The “Levels of AGI” framework is based on two dimensions: depth (performance) and breadth (generality) of capabilities. By categorizing AGI systems into different levels, researchers can better understand how current systems fit into the overall landscape of AGI development.
The paper acknowledges that AGI has transitioned from a philosophical concept to a practical reality due to rapid advancements in machine learning models. As such, it is crucial for the AI research community to define the term “AGI” and quantify attributes such as performance, generality, and autonomy.
In the paper, several well-known definitions of AGI are discussed and critiqued. These include the Turing Test proposed by Alan Turing, philosopher John Searle’s suggestion of including consciousness in AGI systems, and Mark Gubrud’s definition based on analogies to the human brain. The authors argue that these definitions have limitations or are not comprehensive enough when it comes to capturing the essence of AGI.
To address this challenge, Google Deepmind proposes six principles for categorizing AGI systems:
1. Focus on capabilities rather than processes: The emphasis is on what an AGI system can do rather than how it achieves it.
2. Focus on generality and performance: Both breadth (generality) and depth (performance) are essential components of AGI.
3. Focus on cognitive and metacognitive tasks: While debates about robotic embodiment continue, most definitions focus on cognitive tasks. Metacognitive abilities such as learning new tasks are considered vital for achieving generality.
4. Focus on potential rather than deployment: Demonstrating an AGI system’s capability should be sufficient to classify it as AGI, regardless of its real-world deployment.
5. Focus on ecological validity: Tasks that correspond to real-world applications and are valued by humans should be used to assess AGI.
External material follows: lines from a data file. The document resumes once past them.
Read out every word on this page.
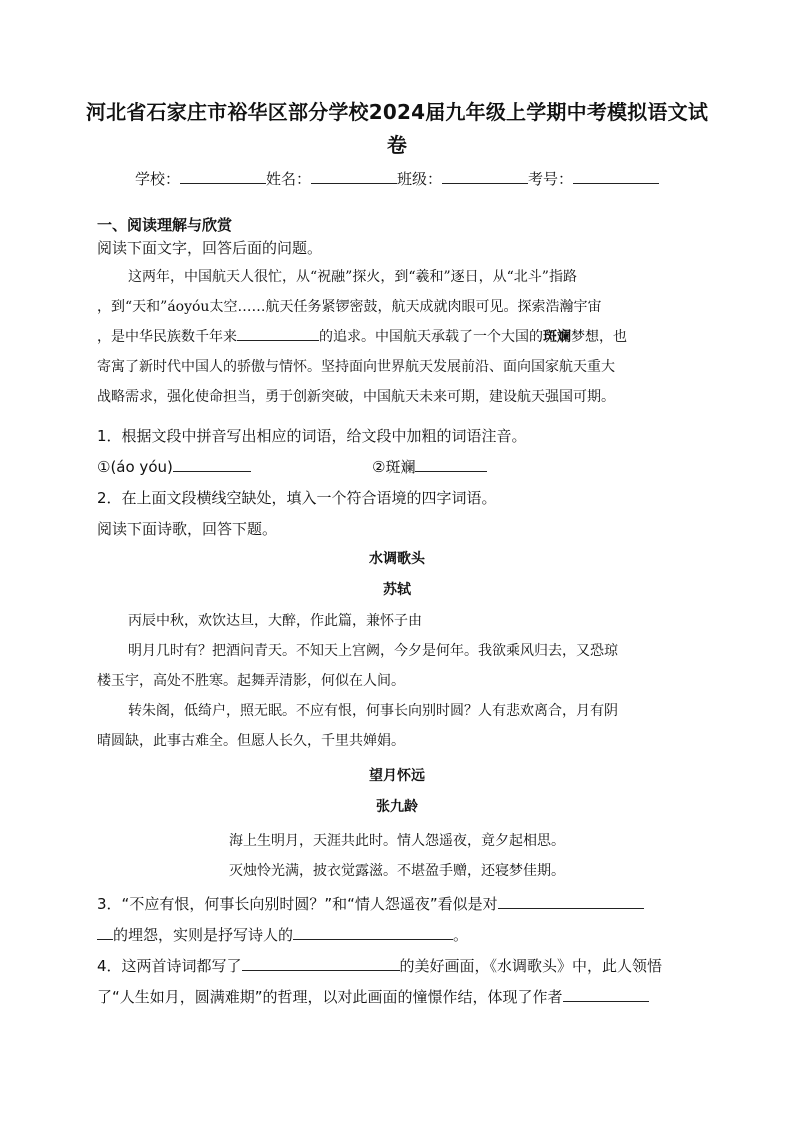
河北省石家庄市裕华区部分学校2024届九年级上学期中考模拟语文试
卷
学校：	姓名：	班级：	考号：
一、阅读理解与欣赏
阅读下面文字，回答后面的问题。
这两年，中国航天人很忙，从“祝融”探火，到“羲和”逐日，从“北斗”指路
，到“天和”áoyóu太空……航天任务紧锣密鼓，航天成就肉眼可见。探索浩瀚宇宙
，是中华民族数千年来	的追求。中国航天承载了一个大国的斑斓梦想，也
寄寓了新时代中国人的骄傲与情怀。坚持面向世界航天发展前沿、面向国家航天重大
战略需求，强化使命担当，勇于创新突破，中国航天未来可期，建设航天强国可期。
1．根据文段中拼音写出相应的词语，给文段中加粗的词语注音。
①(áo yóu)	②斑斓
2．在上面文段横线空缺处，填入一个符合语境的四字词语。
阅读下面诗歌，回答下题。
水调歌头
苏轼
丙辰中秋，欢饮达旦，大醉，作此篇，兼怀子由
明月几时有？把酒问青天。不知天上宫阙，今夕是何年。我欲乘风归去，又恐琼
楼玉宇，高处不胜寒。起舞弄清影，何似在人间。
转朱阁，低绮户，照无眠。不应有恨，何事长向别时圆？人有悲欢离合，月有阴
晴圆缺，此事古难全。但愿人长久，千里共婵娟。
望月怀远
张九龄
海上生明月，天涯共此时。情人怨遥夜，竟夕起相思。
灭烛怜光满，披衣觉露滋。不堪盈手赠，还寝梦佳期。
3．“不应有恨，何事长向别时圆？”和“情人怨遥夜”看似是对
的埋怨，实则是抒写诗人的	。
4．这两首诗词都写了	的美好画面，《水调歌头》中，此人领悟
了“人生如月，圆满难期”的哲理，以对此画面的憧憬作结，体现了作者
6. Focus on the path to AGI, not a single endpoint: Defining stages of AGI progress allows for a clearer understanding of the development and policy implications.
The researchers also propose a five-level scale for categorizing AGI systems, with level 1 being capable language models like GPT-4 and level 5 representing fully autonomous AI agents. Each level of autonomy creates new human-computer interactions and poses new risks.
While developing an AGI benchmark is challenging, Google Deepmind highlights the need for a wide range of cognitive and metacognitive tasks to measure different traits associated with AGI. These tasks may include verbal intelligence, logical reasoning, social intelligence, and creativity. The benchmark should evolve over time to account for the complexity and progress in AGI development.
Overall, the “Levels of AGI” framework proposed by Google Deepmind provides an important step toward standardization in defining and categorizing AGI systems. It offers a comprehensive approach that can guide the development of AI systems and address potential risks along the path to AGI.